It's the perfect take on the classic, made only better with brulèe'd banana slices, chantilly whip and a vanilla bean speckled custard sitting on a flakey butter crust.
This pie is the perfect balance of familiar flavors and subtle sweetness. The vanilla bean, white chocolate, dark chocolate and banana combo can’t be beat. What I love most about this recipe is that unlike most custard bases, you don’t need to separate out the yolks and save the whites for a meringue topping or another use.
custard filling:
2 cups + 2 tablespoons / 500g whole milk
1 tablespoon vanilla extract
1 whole vanilla bean or 1 tbsp vanilla bean paste
⅓ cup / 67g sugar
2 large eggs
5 tablespoons / 35g cornstarch
½ teaspoon kosher salt
¼ cup / 45g white chocolate
¼ cup / 60g salted butter
whipped cream:
1 cup heavy cream (cold)
2 tbsp sugar
1 tbsp vanilla
pie crust:
1 stick plus 1 tablespoon butter
⅓ cup ice water
1½ teaspoons vinegar
1½ teaspoons sugar
½ teaspoon salt
1½ cups flour
toppings:
brûlée’d bananas, chocolate shards, powdered sugar
For the pie shell:
Cut the butter into ½-inch cubes and place it in the freezer. Measure the ice water, then stir in the vinegar, sugar, and salt until fully dissolved. Set in the freezer to chill.
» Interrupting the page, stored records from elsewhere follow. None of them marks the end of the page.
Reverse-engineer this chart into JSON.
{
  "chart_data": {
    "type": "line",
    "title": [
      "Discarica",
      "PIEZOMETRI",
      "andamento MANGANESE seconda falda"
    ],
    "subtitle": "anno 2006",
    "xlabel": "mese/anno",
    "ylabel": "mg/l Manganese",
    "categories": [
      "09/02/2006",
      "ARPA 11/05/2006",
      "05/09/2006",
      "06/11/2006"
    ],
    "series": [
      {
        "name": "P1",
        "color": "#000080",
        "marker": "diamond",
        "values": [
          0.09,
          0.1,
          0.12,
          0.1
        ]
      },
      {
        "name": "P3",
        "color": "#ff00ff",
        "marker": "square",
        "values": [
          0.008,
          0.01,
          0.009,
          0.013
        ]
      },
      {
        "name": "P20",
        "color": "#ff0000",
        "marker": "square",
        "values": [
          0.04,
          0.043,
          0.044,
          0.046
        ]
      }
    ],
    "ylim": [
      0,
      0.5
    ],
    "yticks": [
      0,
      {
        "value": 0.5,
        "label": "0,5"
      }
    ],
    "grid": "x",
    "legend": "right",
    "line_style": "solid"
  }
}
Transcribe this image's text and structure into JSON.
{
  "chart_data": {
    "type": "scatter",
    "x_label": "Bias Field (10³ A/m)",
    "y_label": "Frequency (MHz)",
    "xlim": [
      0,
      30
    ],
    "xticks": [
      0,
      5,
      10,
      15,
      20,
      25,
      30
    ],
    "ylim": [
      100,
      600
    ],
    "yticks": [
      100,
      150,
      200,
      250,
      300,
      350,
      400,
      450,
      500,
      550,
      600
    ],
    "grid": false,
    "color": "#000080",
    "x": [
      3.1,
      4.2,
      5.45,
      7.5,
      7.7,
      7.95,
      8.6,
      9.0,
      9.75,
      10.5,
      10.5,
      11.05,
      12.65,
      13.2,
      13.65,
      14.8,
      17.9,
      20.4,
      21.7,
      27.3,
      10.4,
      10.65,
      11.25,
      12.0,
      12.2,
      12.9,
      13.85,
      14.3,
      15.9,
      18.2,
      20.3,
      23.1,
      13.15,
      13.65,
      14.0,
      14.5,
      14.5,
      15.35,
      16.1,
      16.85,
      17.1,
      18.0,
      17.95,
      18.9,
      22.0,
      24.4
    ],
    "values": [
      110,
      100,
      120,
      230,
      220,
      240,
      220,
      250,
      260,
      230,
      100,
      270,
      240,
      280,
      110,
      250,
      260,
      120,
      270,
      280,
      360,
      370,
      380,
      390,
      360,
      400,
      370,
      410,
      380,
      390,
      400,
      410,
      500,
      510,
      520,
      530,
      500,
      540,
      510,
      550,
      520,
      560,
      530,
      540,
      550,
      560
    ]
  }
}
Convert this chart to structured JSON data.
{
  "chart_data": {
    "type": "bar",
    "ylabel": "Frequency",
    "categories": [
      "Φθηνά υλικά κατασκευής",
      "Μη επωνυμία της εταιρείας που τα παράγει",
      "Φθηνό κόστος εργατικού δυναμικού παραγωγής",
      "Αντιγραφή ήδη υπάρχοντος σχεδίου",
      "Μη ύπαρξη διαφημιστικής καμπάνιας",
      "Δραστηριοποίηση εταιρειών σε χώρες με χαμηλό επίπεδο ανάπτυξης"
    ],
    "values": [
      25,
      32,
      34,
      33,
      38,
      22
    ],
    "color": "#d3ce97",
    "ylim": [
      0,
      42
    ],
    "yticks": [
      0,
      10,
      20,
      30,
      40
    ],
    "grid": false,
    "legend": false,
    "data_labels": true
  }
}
Put the flour into a chilled mixing bowl.
Take the butter from the freezer and use a pastry cutter or your fingers to work it into the flour until the mixture looks like coarse crumbs. Break down any larger pieces of butter so they’re no bigger than small peas.
Gradually drizzle the cold water–vinegar mixture over the flour and butter, tossing first, then gently pressing with your hands, until the dough just holds together.
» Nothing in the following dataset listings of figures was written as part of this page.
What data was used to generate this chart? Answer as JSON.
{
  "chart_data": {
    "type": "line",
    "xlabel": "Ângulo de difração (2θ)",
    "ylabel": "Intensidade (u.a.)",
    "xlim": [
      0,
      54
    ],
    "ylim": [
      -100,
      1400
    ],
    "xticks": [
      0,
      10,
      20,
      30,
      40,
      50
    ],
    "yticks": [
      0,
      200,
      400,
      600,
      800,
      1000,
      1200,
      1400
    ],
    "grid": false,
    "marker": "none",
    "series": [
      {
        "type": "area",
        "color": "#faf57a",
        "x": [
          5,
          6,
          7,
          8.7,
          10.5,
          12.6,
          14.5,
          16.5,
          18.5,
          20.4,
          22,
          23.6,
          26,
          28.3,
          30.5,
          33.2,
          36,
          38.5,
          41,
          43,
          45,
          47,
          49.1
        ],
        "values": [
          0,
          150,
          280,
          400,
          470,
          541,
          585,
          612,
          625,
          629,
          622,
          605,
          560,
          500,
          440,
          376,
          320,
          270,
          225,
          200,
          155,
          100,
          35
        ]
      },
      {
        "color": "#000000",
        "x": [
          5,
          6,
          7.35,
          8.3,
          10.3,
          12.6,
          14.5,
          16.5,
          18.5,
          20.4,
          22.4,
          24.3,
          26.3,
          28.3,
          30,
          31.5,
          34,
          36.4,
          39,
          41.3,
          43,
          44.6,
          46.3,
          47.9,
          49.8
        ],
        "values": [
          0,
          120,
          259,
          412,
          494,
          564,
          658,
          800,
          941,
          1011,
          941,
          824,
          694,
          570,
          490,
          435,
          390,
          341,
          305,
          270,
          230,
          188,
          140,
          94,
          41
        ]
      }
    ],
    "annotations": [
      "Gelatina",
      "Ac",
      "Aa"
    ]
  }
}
Shape the dough into a disk, wrap it in plastic wrap, and refrigerate for at least 1 hour.
Lightly butter a 10-inch pie dish.
Roll out the dough with a rolling pin on a well-floured surface to prevent sticking, then place it into the pie dish.
Trim off the extra dough so that the edges just meet the counter beneath the pie dish.
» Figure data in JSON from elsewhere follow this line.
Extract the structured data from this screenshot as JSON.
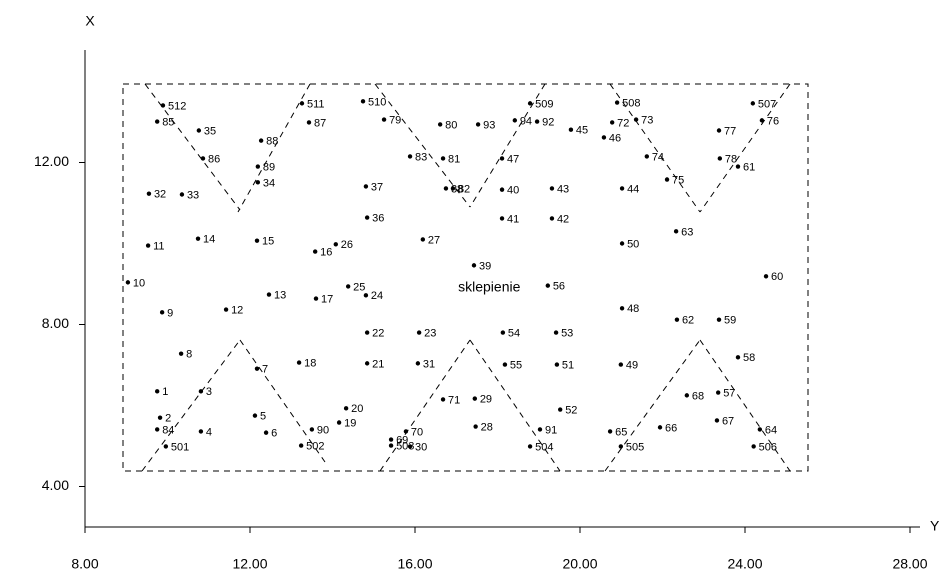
{
  "chart_data": {
    "type": "scatter",
    "xlabel": "Y",
    "ylabel": "X",
    "annotation": {
      "text": "sklepienie",
      "x": 17.8,
      "y": 8.91
    },
    "labels": [
      "512",
      "85",
      "35",
      "86",
      "88",
      "89",
      "34",
      "511",
      "87",
      "32",
      "33",
      "14",
      "15",
      "16",
      "26",
      "11",
      "10",
      "9",
      "13",
      "12",
      "17",
      "25",
      "24",
      "510",
      "79",
      "37",
      "36",
      "80",
      "93",
      "83",
      "81",
      "38",
      "82",
      "27",
      "39",
      "47",
      "40",
      "41",
      "509",
      "94",
      "92",
      "45",
      "43",
      "42",
      "56",
      "508",
      "72",
      "73",
      "46",
      "74",
      "44",
      "75",
      "63",
      "50",
      "507",
      "76",
      "77",
      "78",
      "61",
      "60",
      "48",
      "62",
      "59",
      "22",
      "23",
      "54",
      "53",
      "8",
      "7",
      "18",
      "21",
      "31",
      "55",
      "51",
      "49",
      "58",
      "1",
      "3",
      "68",
      "57",
      "71",
      "29",
      "20",
      "52",
      "2",
      "5",
      "19",
      "84",
      "4",
      "6",
      "90",
      "70",
      "28",
      "91",
      "65",
      "66",
      "67",
      "64",
      "69",
      "501",
      "502",
      "503",
      "30",
      "504",
      "505",
      "506"
    ],
    "x": [
      9.89,
      9.75,
      10.76,
      10.86,
      12.27,
      12.19,
      12.19,
      13.26,
      13.43,
      9.55,
      10.35,
      10.74,
      12.17,
      13.58,
      14.08,
      9.53,
      9.04,
      9.87,
      12.46,
      11.42,
      13.6,
      14.38,
      14.81,
      14.74,
      15.25,
      14.81,
      14.84,
      16.61,
      17.53,
      15.88,
      16.68,
      16.75,
      16.92,
      16.19,
      17.43,
      18.11,
      18.11,
      18.11,
      18.79,
      18.42,
      18.96,
      19.78,
      19.32,
      19.32,
      19.22,
      20.9,
      20.78,
      21.36,
      20.58,
      21.62,
      21.02,
      22.11,
      22.33,
      21.02,
      24.19,
      24.41,
      23.37,
      23.39,
      23.83,
      24.51,
      21.02,
      22.35,
      23.37,
      14.84,
      16.1,
      18.13,
      19.42,
      10.33,
      12.17,
      13.19,
      14.84,
      16.07,
      18.18,
      19.44,
      20.99,
      23.83,
      9.75,
      10.81,
      22.59,
      23.35,
      16.68,
      17.45,
      14.33,
      19.52,
      9.82,
      12.12,
      14.16,
      9.75,
      10.81,
      12.39,
      13.5,
      15.78,
      17.47,
      19.03,
      20.73,
      21.94,
      23.32,
      24.36,
      15.42,
      9.96,
      13.24,
      15.42,
      15.88,
      18.79,
      20.99,
      24.21
    ],
    "y": [
      13.41,
      13.01,
      12.79,
      12.1,
      12.54,
      11.9,
      11.51,
      13.46,
      12.99,
      11.23,
      11.21,
      10.12,
      10.07,
      9.8,
      9.98,
      9.95,
      9.04,
      8.3,
      8.74,
      8.37,
      8.64,
      8.94,
      8.72,
      13.51,
      13.06,
      11.41,
      10.64,
      12.94,
      12.94,
      12.15,
      12.1,
      11.36,
      11.36,
      10.1,
      9.46,
      12.1,
      11.33,
      10.62,
      13.46,
      13.04,
      13.01,
      12.81,
      11.36,
      10.62,
      8.96,
      13.48,
      12.99,
      13.06,
      12.62,
      12.15,
      11.36,
      11.58,
      10.3,
      10.0,
      13.46,
      13.04,
      12.79,
      12.1,
      11.9,
      9.19,
      8.4,
      8.12,
      8.12,
      7.8,
      7.8,
      7.8,
      7.8,
      7.28,
      6.91,
      7.06,
      7.04,
      7.04,
      7.01,
      7.01,
      7.01,
      7.19,
      6.35,
      6.35,
      6.25,
      6.32,
      6.15,
      6.17,
      5.93,
      5.9,
      5.7,
      5.75,
      5.58,
      5.41,
      5.36,
      5.33,
      5.41,
      5.36,
      5.48,
      5.41,
      5.36,
      5.46,
      5.63,
      5.41,
      5.16,
      4.99,
      5.01,
      5.01,
      4.99,
      4.99,
      4.99,
      4.99
    ],
    "xlim": [
      8,
      28.3
    ],
    "ylim": [
      3,
      14.8
    ],
    "xticks": [
      {
        "value": 8,
        "label": "8.00"
      },
      {
        "value": 12,
        "label": "12.00"
      },
      {
        "value": 16,
        "label": "16.00"
      },
      {
        "value": 20,
        "label": "20.00"
      },
      {
        "value": 24,
        "label": "24.00"
      },
      {
        "value": 28,
        "label": "28.00"
      }
    ],
    "yticks": [
      {
        "value": 4,
        "label": "4.00"
      },
      {
        "value": 8,
        "label": "8.00"
      },
      {
        "value": 12,
        "label": "12.00"
      }
    ],
    "color": "#000000"
  }
}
Gather the trimmings, press them into a rectangular disk, and wrap in plastic for later use.
Chill both the pie shell and the scrap dough for at least 30 minutes.
For the custard:
In a medium bowl, whisk together the eggs, sugar, cornstarch, and salt until smooth with no lumps. Set aside.
In a medium saucepan, heat the milk and vanilla bean until just shy of scalding. Do not let it boil or burn, so stay nearby.
When the milk reaches scalding point, turn off the heat. While whisking constantly, slowly stream in about ½ to 1 cup of hot milk at a time into the egg–cornstarch–sugar mixture. Continue adding the milk gradually, whisking all the while, until it’s fully incorporated.
Return the mixture to the saucepan and cook over medium-low heat, stirring constantly with a coated whisk (or a regular one if needed). Scrape the bottom as you stir to monitor thickening and prevent curdling. The custard thickens very quickly, so the moment you feel it start to firm up, remove it from the heat immediately and pour it through a fine-mesh sieve set over a bowl in an ice bath. Don’t panic if it feels thick and a bit lumpy at once—just get it off the heat and into the sieve right away.
Press the custard through the sieve with a spatula or whisk. Small lumps should disappear; if they don’t, the eggs likely scrambled and you’ll need to start again.
Stir in the salted butter, white chocolate chips, and vanilla extract until just combined (do not overmix). Cover with plastic wrap and refrigerate.
Chill the custard for at least a few hours. It can be prepared up to 5 days in advance if kept well covered and very cold.
For the toppings:
To brulee the bananas, slice them and sprinkle them with sugar. Then use a blowtorch to cure the sugar on top until golden and crackly.
For the whipped cream, beat all the ingredients in a chilled bowl until stiff peaks form.